However, non-technical users typically don't want to look at code at all, and now Confluence won't make them.
Partly for that reason, analyst rankings of the leading enterprise social software vendors typically consign Atlassian to second-tier status. Gartner's August report on Social Software in the Workplace classified Atlassian as a "challenger," compared with category leaders IBM, Jive, and Microsoft, and specifically cited "Confluence's traditional wiki-style editing" as a key weakness, at least until the promised rich text editor was delivered.
For Atlassian, the challenge has been creating a "round trip" editor that would make routine document creation and editing easy through the rich text editor, while still allowing power users to toggle into wiki code editing mode.
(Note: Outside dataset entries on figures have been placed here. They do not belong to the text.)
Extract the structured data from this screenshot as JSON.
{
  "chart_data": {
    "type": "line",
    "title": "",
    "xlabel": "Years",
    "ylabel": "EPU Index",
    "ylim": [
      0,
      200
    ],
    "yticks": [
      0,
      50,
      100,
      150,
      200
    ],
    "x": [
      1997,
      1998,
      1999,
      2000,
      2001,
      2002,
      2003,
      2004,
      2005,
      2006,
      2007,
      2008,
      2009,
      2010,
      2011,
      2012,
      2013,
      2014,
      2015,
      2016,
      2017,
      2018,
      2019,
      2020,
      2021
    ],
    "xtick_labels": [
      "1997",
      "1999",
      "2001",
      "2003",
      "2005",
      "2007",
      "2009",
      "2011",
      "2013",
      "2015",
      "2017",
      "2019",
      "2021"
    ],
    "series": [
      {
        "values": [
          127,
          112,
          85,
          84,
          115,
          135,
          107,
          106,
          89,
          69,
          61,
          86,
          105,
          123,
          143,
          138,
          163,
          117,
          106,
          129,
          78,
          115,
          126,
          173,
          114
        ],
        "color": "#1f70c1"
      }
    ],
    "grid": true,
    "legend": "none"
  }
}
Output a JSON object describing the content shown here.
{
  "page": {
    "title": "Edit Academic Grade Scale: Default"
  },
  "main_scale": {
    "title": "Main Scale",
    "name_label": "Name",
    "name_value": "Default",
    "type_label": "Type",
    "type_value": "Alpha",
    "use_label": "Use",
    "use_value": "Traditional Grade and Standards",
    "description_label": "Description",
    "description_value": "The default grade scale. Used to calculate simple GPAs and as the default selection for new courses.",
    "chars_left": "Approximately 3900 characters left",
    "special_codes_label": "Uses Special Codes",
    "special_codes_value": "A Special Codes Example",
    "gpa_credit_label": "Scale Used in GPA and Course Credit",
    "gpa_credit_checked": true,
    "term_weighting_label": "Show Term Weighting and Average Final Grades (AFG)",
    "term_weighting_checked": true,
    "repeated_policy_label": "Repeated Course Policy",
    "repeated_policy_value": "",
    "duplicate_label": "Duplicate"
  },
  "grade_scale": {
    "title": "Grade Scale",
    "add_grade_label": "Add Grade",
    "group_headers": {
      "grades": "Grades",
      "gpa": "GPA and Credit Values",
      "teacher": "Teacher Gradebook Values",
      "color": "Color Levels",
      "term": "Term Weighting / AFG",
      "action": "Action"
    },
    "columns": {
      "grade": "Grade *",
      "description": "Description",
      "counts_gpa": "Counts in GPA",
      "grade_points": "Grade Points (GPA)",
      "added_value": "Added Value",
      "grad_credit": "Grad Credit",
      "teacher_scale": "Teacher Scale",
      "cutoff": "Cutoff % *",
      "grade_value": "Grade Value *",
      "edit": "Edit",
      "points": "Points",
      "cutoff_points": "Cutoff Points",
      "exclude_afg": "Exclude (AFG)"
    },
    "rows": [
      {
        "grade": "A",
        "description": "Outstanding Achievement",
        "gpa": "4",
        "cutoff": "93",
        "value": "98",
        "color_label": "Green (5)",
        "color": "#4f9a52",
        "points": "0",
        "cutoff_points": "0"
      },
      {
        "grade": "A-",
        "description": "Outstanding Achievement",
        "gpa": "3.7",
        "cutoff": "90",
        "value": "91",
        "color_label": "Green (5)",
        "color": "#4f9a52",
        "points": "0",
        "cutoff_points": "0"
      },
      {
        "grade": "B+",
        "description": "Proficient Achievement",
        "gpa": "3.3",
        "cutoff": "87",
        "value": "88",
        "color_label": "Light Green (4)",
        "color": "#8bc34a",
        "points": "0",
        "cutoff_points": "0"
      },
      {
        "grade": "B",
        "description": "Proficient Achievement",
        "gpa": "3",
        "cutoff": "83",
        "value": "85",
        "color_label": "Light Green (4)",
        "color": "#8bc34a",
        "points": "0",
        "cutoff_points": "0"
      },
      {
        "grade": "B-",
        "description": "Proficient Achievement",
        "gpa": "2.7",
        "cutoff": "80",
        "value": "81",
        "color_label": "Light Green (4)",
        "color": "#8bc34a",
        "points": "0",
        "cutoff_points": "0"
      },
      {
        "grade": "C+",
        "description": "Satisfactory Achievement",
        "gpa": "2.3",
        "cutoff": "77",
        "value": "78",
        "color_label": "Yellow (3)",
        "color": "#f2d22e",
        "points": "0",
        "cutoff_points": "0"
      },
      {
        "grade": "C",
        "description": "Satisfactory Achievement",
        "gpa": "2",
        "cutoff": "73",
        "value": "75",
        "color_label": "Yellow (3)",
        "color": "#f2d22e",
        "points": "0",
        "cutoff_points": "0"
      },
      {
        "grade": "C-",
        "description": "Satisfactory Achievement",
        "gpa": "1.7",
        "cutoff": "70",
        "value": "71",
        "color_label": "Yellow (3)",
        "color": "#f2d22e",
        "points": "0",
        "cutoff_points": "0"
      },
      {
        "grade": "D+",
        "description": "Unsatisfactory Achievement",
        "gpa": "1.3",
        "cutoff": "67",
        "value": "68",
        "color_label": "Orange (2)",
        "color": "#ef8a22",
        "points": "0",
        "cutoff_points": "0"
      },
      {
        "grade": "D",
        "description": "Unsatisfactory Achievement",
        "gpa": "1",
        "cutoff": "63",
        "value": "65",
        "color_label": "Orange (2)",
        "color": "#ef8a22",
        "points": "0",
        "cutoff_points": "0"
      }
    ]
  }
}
The trick is to make sure the two work together smoothly, so that anything entered in code is accurately reflected in the rich text editor, while changes can be made in the rich text editor without garbling the underlying code. This is similar to the challenge faced by visual editors for other sorts of web content, where the underlying HTML and CSS code must be preserved by the rich text editor. Although Confluence has offered a rich text editor in previous releases, users who preferred working that way still found themselves resorting to the code view to correct errors. With Confluence 4, that should no longer be necessary.
The new editor also provides autoformatting and keyboard shortcuts to speed content creation and editing, as well as an autocomplete function to simplify adding dynamic content to pages.
Atlassian offers a downloadable 10-user version for $10, with the proceeds donated to charity. You can also get a 30-day free trial of the software, either as downloadable or hosted software. Downloadable versions are available for Windows and Linux.